A novel argument made in the suit was that the use of the "10 percent" plan in Texas -- recently modified, but under which those in the top 10 percent of their high school classes were assured admission -- meant that the university couldn't also consider race in admissions. Texas adopted the 10 percent system after a federal appeals court barred the use of race in admissions. But when the Michigan decision came down, it overturned that decision, and UT Austin -- while still covered by 10 percent -- resumed consideration of race and ethnicity in admissions. The plaintiffs argued in the case that since 10 percent helped promote diversity without considering race, there was no justification for considering race.
Of this argument, the judge said the following: "The undisputed evidence establishes that UT has done more than merely consider race-neutral alternatives. The vast majority of UT students are admitted under the Top Ten Percent law, which plaintiffs agree is a race-neutral policy, and the undisputed evidence establishes UT has instituted several scholarship programs intended to increase the diversity yield from acceptance to enrollment, expanded the quality and quantity of its outreach efforts to high schools in underrepresented areas of the state, and focused additional attention and resources on recruitment in low-performing schools.

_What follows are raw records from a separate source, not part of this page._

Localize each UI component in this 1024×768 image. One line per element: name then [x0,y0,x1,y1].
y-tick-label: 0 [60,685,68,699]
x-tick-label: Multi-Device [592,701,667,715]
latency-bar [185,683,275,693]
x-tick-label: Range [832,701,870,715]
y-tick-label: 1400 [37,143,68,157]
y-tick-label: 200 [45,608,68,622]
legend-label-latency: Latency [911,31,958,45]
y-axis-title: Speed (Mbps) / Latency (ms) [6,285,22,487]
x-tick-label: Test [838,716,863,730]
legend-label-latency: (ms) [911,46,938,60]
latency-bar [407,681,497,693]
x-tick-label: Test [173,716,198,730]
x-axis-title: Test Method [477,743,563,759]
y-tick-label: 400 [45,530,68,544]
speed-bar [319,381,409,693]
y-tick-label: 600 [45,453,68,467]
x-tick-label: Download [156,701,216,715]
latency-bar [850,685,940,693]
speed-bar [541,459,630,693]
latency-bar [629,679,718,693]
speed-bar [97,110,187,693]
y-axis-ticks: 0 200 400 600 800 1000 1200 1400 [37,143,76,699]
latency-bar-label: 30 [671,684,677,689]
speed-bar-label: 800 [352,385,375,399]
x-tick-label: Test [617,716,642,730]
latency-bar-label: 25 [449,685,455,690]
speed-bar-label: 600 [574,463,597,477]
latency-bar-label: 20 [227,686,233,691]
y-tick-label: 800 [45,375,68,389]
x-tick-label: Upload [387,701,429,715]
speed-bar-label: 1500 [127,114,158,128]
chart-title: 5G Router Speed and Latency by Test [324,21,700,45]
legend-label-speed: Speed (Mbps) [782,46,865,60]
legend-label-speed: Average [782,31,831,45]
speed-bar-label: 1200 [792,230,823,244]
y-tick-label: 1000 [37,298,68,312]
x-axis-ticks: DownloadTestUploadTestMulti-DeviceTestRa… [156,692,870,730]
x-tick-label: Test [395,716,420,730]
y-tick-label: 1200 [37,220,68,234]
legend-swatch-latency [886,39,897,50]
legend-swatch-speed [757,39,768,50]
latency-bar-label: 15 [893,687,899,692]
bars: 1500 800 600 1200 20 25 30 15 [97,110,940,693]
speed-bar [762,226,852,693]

Despite these race-neutral efforts to expand diversity at UT, in 2004 the university determined it still lacked a diverse student body, as evidenced by the absence of African-American and Hispanic students in thousands of its classes. To argue UT has failed to give serious, good faith consideration to race-neutral alternatives is to ignore the facts of this case -- namely, that UT has used and continues to use race-neutral alternatives in addition to its limited consideration of race as part of its admissions process."
Edward Blum, director of the Project on Fair Representation, the legal group that brought the case, vowed Monday to appeal as far as necessary. He said that the judge "did a very competent job of laying out the facts in the case," but "made a mistake in his analysis of the Grutter opinion." Blum said that the question of when race can be used under Grutter remains "a big question, and we are confident that before a senior court, we will prevail.... We believe that introducing race and ethnicity into admissions is a very important and weighty matter."
A statement from the Mexican American Legal Defense and Educational Fund, which opposed the suit, said that the ruling was important in upholding the right of universities like Texas to use a mix of race-neutral and race-conscious ways to build a diverse class of students. "The court's ruling sends a strong message to universities across the nation that race can still be a factor when considering applications for admissions," said Nina Perales, MALDEF's Southwest regional counsel.
Michael A. Olivas, a law professor at the University of Houston who is an expert on higher education law, said Monday night of the ruling's meaning: "Grutter is good law, and in addition, neither white applicants nor conservative law firms should continue to waste time assailing non-racial plans."